Monica: Peace studies provides broad frameworks to work within, as well as ways to look at the world and ways to address particular situations, but it’s also very focused on how those frameworks adapt to each particular case. It encourages us to use the tools of history and the broad frameworks we have, but to try to look carefully at the situation right in front of us. This practice can really help in situations of polarization.

 

Madeleine: One of the things I didn’t expect and that I learned in peace studies is how important conflict can be. We’re not trying to eradicate conflict, but rather eradicate violence that stems from conflict. It’s ok if we disagree and if we come from different perspectives and have different ways that we implement strategy, but how can we also then learn not to allow those disagreements to completely disrupt our communities or our ability to work together.

 

What made you think about the March for Our Lives movement and Delaney as an ideal keynote speaker?

 

Monica: We think March for Our Lives is the example of an organization and group a people who have kind of said, “No, we’re not going to live in a polarized system around gun issues.
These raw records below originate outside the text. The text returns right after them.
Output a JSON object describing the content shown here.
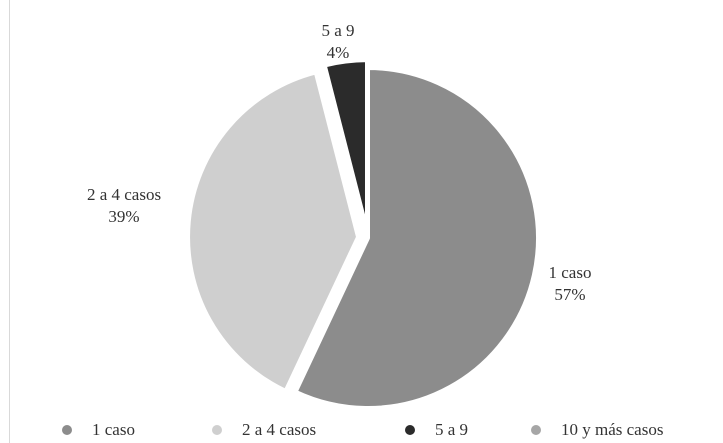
{
  "chart_data": {
    "type": "pie",
    "title": "",
    "slices": [
      {
        "name": "1 caso",
        "value": 57,
        "label_line1": "1 caso",
        "label_line2": "57%",
        "color": "#8c8c8c"
      },
      {
        "name": "2 a 4 casos",
        "value": 39,
        "label_line1": "2 a 4 casos",
        "label_line2": "39%",
        "color": "#cfcfcf"
      },
      {
        "name": "5 a 9",
        "value": 4,
        "label_line1": "5 a 9",
        "label_line2": "4%",
        "color": "#2b2b2b"
      },
      {
        "name": "10 y más casos",
        "value": 0,
        "label_line1": "",
        "label_line2": "",
        "color": "#a6a6a6"
      }
    ],
    "legend": {
      "position": "bottom",
      "entries": [
        "1 caso",
        "2 a 4 casos",
        "5 a 9",
        "10 y más casos"
      ]
    }
  }
}
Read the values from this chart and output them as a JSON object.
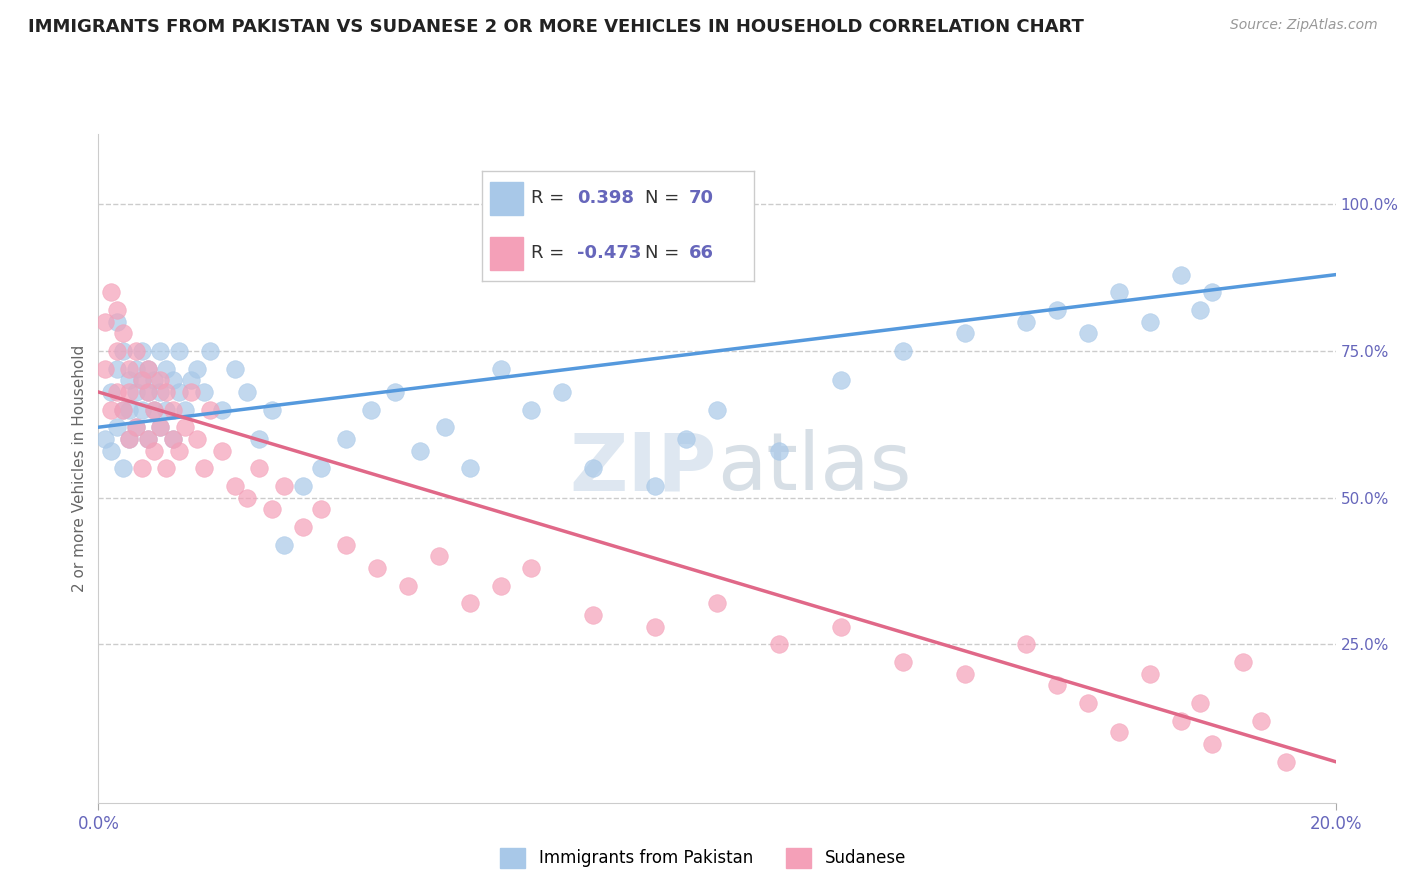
{
  "title": "IMMIGRANTS FROM PAKISTAN VS SUDANESE 2 OR MORE VEHICLES IN HOUSEHOLD CORRELATION CHART",
  "source": "Source: ZipAtlas.com",
  "ylabel": "2 or more Vehicles in Household",
  "right_yticks": [
    "100.0%",
    "75.0%",
    "50.0%",
    "25.0%"
  ],
  "right_ytick_vals": [
    1.0,
    0.75,
    0.5,
    0.25
  ],
  "xmin": 0.0,
  "xmax": 0.2,
  "ymin": -0.02,
  "ymax": 1.12,
  "series1_label": "Immigrants from Pakistan",
  "series1_color": "#a8c8e8",
  "series1_line_color": "#5599dd",
  "series1_R": 0.398,
  "series1_N": 70,
  "series2_label": "Sudanese",
  "series2_color": "#f4a0b8",
  "series2_line_color": "#e06888",
  "series2_R": -0.473,
  "series2_N": 66,
  "watermark": "ZIPatlas",
  "background_color": "#ffffff",
  "grid_color": "#cccccc",
  "title_color": "#222222",
  "axis_label_color": "#6666bb",
  "pakistan_x": [
    0.001,
    0.002,
    0.002,
    0.003,
    0.003,
    0.003,
    0.004,
    0.004,
    0.004,
    0.005,
    0.005,
    0.005,
    0.006,
    0.006,
    0.006,
    0.007,
    0.007,
    0.007,
    0.008,
    0.008,
    0.008,
    0.009,
    0.009,
    0.01,
    0.01,
    0.01,
    0.011,
    0.011,
    0.012,
    0.012,
    0.013,
    0.013,
    0.014,
    0.015,
    0.016,
    0.017,
    0.018,
    0.02,
    0.022,
    0.024,
    0.026,
    0.028,
    0.03,
    0.033,
    0.036,
    0.04,
    0.044,
    0.048,
    0.052,
    0.056,
    0.06,
    0.065,
    0.07,
    0.075,
    0.08,
    0.09,
    0.095,
    0.1,
    0.11,
    0.12,
    0.13,
    0.14,
    0.15,
    0.155,
    0.16,
    0.165,
    0.17,
    0.175,
    0.178,
    0.18
  ],
  "pakistan_y": [
    0.6,
    0.58,
    0.68,
    0.62,
    0.72,
    0.8,
    0.65,
    0.55,
    0.75,
    0.6,
    0.7,
    0.65,
    0.68,
    0.62,
    0.72,
    0.65,
    0.7,
    0.75,
    0.6,
    0.68,
    0.72,
    0.65,
    0.7,
    0.62,
    0.68,
    0.75,
    0.65,
    0.72,
    0.6,
    0.7,
    0.68,
    0.75,
    0.65,
    0.7,
    0.72,
    0.68,
    0.75,
    0.65,
    0.72,
    0.68,
    0.6,
    0.65,
    0.42,
    0.52,
    0.55,
    0.6,
    0.65,
    0.68,
    0.58,
    0.62,
    0.55,
    0.72,
    0.65,
    0.68,
    0.55,
    0.52,
    0.6,
    0.65,
    0.58,
    0.7,
    0.75,
    0.78,
    0.8,
    0.82,
    0.78,
    0.85,
    0.8,
    0.88,
    0.82,
    0.85
  ],
  "sudanese_x": [
    0.001,
    0.001,
    0.002,
    0.002,
    0.003,
    0.003,
    0.003,
    0.004,
    0.004,
    0.005,
    0.005,
    0.005,
    0.006,
    0.006,
    0.007,
    0.007,
    0.008,
    0.008,
    0.008,
    0.009,
    0.009,
    0.01,
    0.01,
    0.011,
    0.011,
    0.012,
    0.012,
    0.013,
    0.014,
    0.015,
    0.016,
    0.017,
    0.018,
    0.02,
    0.022,
    0.024,
    0.026,
    0.028,
    0.03,
    0.033,
    0.036,
    0.04,
    0.045,
    0.05,
    0.055,
    0.06,
    0.065,
    0.07,
    0.08,
    0.09,
    0.1,
    0.11,
    0.12,
    0.13,
    0.14,
    0.15,
    0.155,
    0.16,
    0.165,
    0.17,
    0.175,
    0.178,
    0.18,
    0.185,
    0.188,
    0.192
  ],
  "sudanese_y": [
    0.72,
    0.8,
    0.85,
    0.65,
    0.75,
    0.68,
    0.82,
    0.78,
    0.65,
    0.72,
    0.6,
    0.68,
    0.75,
    0.62,
    0.7,
    0.55,
    0.68,
    0.72,
    0.6,
    0.65,
    0.58,
    0.62,
    0.7,
    0.68,
    0.55,
    0.6,
    0.65,
    0.58,
    0.62,
    0.68,
    0.6,
    0.55,
    0.65,
    0.58,
    0.52,
    0.5,
    0.55,
    0.48,
    0.52,
    0.45,
    0.48,
    0.42,
    0.38,
    0.35,
    0.4,
    0.32,
    0.35,
    0.38,
    0.3,
    0.28,
    0.32,
    0.25,
    0.28,
    0.22,
    0.2,
    0.25,
    0.18,
    0.15,
    0.1,
    0.2,
    0.12,
    0.15,
    0.08,
    0.22,
    0.12,
    0.05
  ],
  "trend_pk_y0": 0.62,
  "trend_pk_y1": 0.88,
  "trend_sd_y0": 0.68,
  "trend_sd_y1": 0.05
}
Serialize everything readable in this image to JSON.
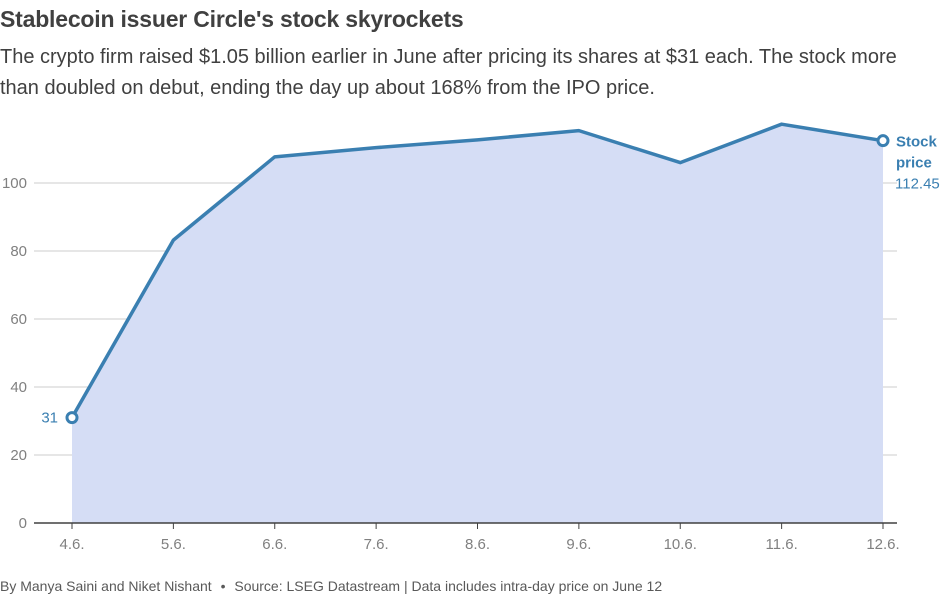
{
  "header": {
    "title": "Stablecoin issuer Circle's stock skyrockets",
    "subtitle": "The crypto firm raised $1.05 billion earlier in June after pricing its shares at $31 each. The stock more than doubled on debut, ending the day up about 168% from the IPO price."
  },
  "footer": {
    "byline": "By Manya Saini and Niket Nishant",
    "bullet": "•",
    "source": "Source: LSEG Datastream | Data includes intra-day price on June 12"
  },
  "colors": {
    "line": "#3a7fb1",
    "fill": "#d5ddf5",
    "grid": "#cccccc",
    "axis": "#404040",
    "tick": "#808080"
  },
  "chart_data": {
    "type": "area",
    "title": "Stablecoin issuer Circle's stock skyrockets",
    "xlabel": "",
    "ylabel": "",
    "categories": [
      "4.6.",
      "5.6.",
      "6.6.",
      "7.6.",
      "8.6.",
      "9.6.",
      "10.6.",
      "11.6.",
      "12.6."
    ],
    "x": [
      0,
      1,
      2,
      3,
      4,
      5,
      6,
      7,
      8
    ],
    "series": [
      {
        "name": "Stock price",
        "name_lines": [
          "Stock",
          "price"
        ],
        "values": [
          31,
          83.2,
          107.7,
          110.4,
          112.7,
          115.4,
          106,
          117.3,
          112.45
        ],
        "start_label": "31",
        "end_label": "112.45"
      }
    ],
    "ylim": [
      0,
      120
    ],
    "yticks": [
      0,
      20,
      40,
      60,
      80,
      100
    ],
    "grid": true,
    "legend": "end-of-line label"
  }
}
We are going to build our own way of lobbying, canvassing, and leading marches.” They are inserting a new narrative into a polarized situation and taking ownership of addressing this horrific behavior that causes harm.

 

They also emphasize that they represent only one school and 14 kids who were killed. It was horrible, but that is nothing compared to the total violence from guns seen every day. 

 

Madeleine: When we were thinking about a keynote speaker, having a student as a keynote seemed logical since this is a student-led conference. There are so many incredible speakers with established careers that could talk about this topic, but with this conference we have this opportunity to do something a little different and to hear from a woman, a student, and a survivor.

 

What would it take for you to look back on the conference and to feel like it was a success?

 

Monica: I would like to see some broad conclusions and takeaways that people have leaving the weekend about how we can engage and understand strategic and inclusive peacebuilding. Maybe they still feel grim about Congress or political polarization, but hopefully they also leave having seen nonviolent methods, cases, and advocacy across the world that show that it is possible to have peace despite polarization.

 

Madeleine: I have been thinking about our conference logo design. In the innermost part of the logo circle, the dots are so close together and then they gradually spread out. I would love for students to leave with ideas about how to expand circles and about how to do this peacebuilding work. I think there is something really special about learning from other students in a wide variety of fields, ages, and disciplines, and I hope we can really lean into that.